Bowlaway, Elizabeth McCracken

At the beginning of Bowlaway a formidable looking, somewhat matronly, woman of indeterminate age, one Bertha Truitt, is found in a graveyard in Salford, Massachusetts at the beginning of the 20th Century. She has a candlepin bowling ball, a well tailored dress with a split skirt for bike riding, 15 pounds of gold, and virtually nothing else. Presumably she has some sort of history as well, but she won’t speak of it, saying only that she doesn’t know where she’s come from, but she knows she’s here now, and that the best thing anyone can do for any of there problems is to bowl them away.

Bertha is a force unto herself and is quickly embraced by the town. She sets about building a candlepin bowling alley, insisting that she has invented the game, and hiring two otherwise outcasts in the town to manage and pinset at the alley. She insists on letting women bowl. She marries a Black doctor – one of the first people to have found her in the cemetery – causing a minor scandal. This book is not one particularly concerned with political commentary, though, although the interior lives of many people that we encounter hint at the way the personal is political. No, the minor scandal is more that no one knew that she had gotten married or when and were shocked to learn she was attached. The racial aspect is noted by the town almost in passing. Same for suffragette marches, which happen in the background, and the wars that occur during the course of the book.

Bertha and her husband, Dr. Leviticus Sprague build a house, have a daughter. The bowling alley thrives. And then Bertha is suddenly killed in a freak accident, with no answers about where she came from or who she is or how she showed up out of thin air.
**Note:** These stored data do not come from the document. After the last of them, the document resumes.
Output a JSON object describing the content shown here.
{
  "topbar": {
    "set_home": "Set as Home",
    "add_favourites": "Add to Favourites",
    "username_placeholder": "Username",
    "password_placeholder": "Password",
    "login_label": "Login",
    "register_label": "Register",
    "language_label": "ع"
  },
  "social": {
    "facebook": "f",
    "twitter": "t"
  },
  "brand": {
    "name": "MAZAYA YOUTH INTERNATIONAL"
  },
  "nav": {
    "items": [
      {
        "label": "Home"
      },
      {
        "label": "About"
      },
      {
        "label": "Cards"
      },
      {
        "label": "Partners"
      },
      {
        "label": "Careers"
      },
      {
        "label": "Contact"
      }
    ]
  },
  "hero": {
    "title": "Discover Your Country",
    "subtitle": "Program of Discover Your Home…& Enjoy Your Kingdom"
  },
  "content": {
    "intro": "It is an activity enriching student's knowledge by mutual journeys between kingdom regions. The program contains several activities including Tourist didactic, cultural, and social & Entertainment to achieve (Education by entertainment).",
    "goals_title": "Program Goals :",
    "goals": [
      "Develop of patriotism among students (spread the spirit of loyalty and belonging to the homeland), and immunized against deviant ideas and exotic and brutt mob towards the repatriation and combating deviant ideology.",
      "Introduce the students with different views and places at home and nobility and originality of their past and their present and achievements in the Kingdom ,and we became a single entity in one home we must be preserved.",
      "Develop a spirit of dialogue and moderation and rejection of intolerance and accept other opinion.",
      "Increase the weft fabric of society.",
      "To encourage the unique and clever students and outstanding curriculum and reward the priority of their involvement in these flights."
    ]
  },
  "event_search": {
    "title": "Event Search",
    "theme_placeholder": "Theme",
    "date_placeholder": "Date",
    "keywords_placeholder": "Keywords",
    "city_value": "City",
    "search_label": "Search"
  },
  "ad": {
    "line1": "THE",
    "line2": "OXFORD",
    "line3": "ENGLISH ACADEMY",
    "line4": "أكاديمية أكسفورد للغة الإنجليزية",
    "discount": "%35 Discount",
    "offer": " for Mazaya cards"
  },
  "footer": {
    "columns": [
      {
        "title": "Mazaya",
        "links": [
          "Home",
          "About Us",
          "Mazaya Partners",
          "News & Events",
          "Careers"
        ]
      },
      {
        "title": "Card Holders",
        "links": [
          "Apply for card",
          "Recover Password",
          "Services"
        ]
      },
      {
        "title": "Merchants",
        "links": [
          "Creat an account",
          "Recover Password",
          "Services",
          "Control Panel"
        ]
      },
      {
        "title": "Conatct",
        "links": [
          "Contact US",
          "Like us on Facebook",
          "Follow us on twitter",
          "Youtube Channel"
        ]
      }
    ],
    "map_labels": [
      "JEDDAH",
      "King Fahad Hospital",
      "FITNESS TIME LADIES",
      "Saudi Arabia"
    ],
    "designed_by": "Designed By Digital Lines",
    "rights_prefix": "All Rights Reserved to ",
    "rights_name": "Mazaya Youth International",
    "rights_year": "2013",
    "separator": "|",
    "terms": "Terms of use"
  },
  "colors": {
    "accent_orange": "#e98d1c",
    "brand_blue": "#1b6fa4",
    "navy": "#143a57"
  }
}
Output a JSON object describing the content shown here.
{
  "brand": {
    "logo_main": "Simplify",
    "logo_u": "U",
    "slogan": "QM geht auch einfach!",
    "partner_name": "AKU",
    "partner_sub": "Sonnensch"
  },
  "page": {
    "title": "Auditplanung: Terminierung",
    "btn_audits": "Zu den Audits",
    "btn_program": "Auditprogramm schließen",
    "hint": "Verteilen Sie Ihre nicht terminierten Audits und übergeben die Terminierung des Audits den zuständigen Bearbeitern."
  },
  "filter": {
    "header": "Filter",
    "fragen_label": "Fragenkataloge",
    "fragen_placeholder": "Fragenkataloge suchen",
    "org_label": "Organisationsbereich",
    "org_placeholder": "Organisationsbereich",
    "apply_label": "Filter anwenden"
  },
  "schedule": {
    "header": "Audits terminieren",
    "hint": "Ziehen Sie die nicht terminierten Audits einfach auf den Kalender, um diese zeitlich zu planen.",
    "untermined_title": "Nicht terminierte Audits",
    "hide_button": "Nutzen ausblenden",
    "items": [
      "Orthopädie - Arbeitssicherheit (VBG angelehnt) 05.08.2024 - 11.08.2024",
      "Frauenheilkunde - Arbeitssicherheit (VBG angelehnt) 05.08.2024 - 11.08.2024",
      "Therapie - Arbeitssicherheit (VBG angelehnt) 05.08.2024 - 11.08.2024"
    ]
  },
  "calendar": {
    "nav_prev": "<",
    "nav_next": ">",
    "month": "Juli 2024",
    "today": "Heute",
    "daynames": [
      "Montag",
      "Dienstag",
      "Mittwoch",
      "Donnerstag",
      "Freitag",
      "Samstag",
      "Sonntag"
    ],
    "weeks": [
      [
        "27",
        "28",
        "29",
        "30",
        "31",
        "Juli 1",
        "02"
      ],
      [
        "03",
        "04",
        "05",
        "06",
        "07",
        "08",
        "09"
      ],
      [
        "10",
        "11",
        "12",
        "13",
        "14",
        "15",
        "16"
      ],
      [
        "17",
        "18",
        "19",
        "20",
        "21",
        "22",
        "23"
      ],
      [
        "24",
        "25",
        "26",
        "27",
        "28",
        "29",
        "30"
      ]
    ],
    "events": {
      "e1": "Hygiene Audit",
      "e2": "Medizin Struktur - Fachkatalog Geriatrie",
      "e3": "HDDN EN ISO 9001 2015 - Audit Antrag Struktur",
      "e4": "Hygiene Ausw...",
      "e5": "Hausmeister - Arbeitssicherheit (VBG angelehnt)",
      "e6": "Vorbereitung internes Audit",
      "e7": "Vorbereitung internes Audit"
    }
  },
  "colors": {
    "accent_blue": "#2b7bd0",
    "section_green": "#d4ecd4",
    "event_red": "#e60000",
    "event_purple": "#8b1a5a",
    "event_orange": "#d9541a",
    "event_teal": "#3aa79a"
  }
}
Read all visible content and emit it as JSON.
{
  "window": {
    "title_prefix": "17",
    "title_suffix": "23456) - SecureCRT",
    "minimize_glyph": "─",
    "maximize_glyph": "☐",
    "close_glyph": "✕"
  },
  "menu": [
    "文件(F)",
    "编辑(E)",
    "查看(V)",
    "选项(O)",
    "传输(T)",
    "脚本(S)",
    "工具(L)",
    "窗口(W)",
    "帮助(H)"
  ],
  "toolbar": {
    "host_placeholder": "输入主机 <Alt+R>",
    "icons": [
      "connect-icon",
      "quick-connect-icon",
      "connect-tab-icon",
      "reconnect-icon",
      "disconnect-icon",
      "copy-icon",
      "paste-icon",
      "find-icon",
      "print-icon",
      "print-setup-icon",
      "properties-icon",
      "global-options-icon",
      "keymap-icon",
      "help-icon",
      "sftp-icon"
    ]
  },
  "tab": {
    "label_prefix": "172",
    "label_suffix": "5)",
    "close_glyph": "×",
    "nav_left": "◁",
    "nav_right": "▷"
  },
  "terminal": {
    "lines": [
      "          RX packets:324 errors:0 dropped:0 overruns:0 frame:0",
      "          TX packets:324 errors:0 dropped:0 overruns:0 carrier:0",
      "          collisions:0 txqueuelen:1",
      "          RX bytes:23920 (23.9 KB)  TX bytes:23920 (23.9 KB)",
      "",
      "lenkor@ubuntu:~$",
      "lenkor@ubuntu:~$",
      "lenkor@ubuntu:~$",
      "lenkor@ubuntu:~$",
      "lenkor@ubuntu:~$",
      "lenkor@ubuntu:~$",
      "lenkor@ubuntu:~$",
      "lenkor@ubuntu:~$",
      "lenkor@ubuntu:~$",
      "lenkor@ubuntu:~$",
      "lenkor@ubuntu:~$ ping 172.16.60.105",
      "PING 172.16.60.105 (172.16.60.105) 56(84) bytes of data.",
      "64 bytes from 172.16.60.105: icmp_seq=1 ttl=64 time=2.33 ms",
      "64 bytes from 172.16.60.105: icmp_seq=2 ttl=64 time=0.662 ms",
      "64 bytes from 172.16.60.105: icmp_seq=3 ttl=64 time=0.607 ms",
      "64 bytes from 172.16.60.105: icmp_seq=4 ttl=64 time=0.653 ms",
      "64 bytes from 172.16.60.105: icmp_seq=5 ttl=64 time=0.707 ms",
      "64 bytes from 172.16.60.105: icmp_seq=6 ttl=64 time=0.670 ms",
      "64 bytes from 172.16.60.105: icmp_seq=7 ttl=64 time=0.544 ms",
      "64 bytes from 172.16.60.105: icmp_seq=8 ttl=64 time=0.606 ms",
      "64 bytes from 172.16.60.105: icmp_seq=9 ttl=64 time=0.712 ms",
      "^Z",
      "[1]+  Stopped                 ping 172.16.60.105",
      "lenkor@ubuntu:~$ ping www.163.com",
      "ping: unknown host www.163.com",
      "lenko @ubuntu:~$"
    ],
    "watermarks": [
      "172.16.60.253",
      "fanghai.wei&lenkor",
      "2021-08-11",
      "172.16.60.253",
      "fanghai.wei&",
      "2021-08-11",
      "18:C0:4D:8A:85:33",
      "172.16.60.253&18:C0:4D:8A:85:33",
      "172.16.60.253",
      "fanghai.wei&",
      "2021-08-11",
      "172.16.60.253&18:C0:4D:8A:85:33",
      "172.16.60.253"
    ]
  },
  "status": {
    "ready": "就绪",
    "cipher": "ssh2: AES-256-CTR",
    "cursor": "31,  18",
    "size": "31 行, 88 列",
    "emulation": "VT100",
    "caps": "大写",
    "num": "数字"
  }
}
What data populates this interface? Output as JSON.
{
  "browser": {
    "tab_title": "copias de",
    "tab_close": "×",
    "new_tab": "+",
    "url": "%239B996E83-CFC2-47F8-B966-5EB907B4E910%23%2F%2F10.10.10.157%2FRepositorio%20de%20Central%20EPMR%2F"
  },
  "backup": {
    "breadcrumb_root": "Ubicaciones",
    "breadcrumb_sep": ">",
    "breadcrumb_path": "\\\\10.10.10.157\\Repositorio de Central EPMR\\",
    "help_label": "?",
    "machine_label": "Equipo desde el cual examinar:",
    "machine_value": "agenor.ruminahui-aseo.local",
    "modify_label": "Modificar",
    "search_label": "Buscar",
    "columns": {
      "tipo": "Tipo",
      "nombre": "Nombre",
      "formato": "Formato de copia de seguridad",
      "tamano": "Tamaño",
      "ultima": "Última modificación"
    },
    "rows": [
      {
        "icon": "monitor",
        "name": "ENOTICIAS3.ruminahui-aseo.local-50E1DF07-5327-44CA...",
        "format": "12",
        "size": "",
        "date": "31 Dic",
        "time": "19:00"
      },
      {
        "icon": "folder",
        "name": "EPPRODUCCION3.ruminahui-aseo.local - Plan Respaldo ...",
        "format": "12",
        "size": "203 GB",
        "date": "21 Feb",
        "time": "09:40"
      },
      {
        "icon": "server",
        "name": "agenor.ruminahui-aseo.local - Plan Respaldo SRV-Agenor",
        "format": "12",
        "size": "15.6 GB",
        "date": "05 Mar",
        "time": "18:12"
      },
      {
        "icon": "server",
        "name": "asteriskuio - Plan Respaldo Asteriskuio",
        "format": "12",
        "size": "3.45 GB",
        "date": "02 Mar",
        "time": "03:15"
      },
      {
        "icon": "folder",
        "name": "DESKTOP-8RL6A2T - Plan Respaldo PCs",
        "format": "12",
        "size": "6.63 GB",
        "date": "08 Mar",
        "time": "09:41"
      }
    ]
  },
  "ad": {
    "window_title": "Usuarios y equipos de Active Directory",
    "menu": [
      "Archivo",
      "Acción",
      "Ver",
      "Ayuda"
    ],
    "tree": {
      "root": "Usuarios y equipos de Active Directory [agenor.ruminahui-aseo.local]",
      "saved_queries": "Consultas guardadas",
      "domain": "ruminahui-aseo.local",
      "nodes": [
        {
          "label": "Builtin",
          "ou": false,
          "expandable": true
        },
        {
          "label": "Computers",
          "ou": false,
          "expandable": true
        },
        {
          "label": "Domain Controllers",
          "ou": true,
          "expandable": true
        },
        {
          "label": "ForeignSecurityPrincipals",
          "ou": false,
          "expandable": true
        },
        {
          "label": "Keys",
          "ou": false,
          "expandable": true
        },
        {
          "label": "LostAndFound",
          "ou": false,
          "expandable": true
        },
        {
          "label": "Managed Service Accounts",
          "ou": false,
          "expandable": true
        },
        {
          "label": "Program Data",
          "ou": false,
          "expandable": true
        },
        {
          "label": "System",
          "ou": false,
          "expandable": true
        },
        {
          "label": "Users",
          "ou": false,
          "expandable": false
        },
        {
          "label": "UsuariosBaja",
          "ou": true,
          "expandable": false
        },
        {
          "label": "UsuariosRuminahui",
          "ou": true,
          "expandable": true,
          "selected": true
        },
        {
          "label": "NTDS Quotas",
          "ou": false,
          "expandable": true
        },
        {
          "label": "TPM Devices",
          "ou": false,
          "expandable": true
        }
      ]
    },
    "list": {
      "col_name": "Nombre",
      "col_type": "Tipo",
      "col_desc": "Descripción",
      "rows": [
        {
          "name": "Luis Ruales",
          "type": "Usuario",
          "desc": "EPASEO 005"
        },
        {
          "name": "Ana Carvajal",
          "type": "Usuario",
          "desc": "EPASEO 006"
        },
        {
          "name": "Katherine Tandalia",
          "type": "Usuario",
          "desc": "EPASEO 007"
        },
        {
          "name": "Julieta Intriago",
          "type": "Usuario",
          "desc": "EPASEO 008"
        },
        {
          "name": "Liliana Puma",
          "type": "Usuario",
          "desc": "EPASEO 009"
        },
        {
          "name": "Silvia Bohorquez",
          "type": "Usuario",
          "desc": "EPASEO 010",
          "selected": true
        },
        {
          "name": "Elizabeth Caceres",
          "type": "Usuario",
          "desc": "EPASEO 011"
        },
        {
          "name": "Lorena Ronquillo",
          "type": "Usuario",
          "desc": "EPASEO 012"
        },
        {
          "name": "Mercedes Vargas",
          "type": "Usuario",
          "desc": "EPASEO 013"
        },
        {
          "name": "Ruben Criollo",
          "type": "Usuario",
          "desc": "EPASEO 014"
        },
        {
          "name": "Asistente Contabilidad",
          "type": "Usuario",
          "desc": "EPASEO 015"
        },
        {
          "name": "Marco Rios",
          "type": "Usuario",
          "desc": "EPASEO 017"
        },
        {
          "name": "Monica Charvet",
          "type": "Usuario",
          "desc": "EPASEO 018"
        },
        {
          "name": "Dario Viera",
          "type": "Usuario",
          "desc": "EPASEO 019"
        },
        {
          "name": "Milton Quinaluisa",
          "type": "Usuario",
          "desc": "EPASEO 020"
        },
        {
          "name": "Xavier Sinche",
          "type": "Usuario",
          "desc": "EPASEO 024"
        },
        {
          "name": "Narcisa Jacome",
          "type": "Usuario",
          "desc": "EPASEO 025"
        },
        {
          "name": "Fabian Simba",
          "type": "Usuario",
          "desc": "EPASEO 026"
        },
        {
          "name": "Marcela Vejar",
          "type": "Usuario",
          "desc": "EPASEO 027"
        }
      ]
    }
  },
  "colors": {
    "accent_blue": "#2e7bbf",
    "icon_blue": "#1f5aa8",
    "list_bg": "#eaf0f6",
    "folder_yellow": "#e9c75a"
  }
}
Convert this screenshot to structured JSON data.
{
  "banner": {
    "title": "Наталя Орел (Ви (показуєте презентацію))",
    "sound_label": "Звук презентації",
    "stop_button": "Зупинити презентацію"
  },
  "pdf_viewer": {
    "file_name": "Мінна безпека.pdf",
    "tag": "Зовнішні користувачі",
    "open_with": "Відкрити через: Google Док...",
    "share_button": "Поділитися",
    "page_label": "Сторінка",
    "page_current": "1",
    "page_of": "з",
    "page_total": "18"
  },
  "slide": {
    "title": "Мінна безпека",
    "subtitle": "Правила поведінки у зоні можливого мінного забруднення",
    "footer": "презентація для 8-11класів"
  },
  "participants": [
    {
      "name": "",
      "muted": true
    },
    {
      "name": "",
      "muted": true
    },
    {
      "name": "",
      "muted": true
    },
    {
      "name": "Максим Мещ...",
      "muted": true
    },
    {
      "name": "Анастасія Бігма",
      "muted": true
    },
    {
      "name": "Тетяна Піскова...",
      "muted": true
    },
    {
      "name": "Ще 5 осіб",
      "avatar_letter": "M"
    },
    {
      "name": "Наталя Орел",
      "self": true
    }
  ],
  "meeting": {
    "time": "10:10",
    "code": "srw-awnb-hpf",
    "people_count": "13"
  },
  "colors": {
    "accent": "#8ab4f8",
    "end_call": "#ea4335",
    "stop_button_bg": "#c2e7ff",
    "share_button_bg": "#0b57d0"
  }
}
From there the book continues to surprise, following an assortment of characters that continuously surprised me, dropping in little extraneous details and stories highlighting the secret interior lives of everyone in the town, and then passing on with just enough that I wanted to follow a character more. It has a through line of the Bowling Alley, and there are people who stay throughout the book, in varying degrees of centrality. But in general it didn’t follow the plots or the lines I expected it to. It was so delightfully and intriguingly well written, though, and I was pulled in to each of the characters’ lives so quickly. McCracken is very good and creating a well-lived in character in a short amount of time.

I do not know entirely what I was expecting when I picked up this book, but I can say definitively that it surprised me throughout. When you read as much as I do, that’s an incredibly fun experience! Usually I can see the shape of the book before I begin, and all the twists and turns before they come. But this was a bit new, and I never knew quite where McCracken was going. I really enjoyed going along with her, though.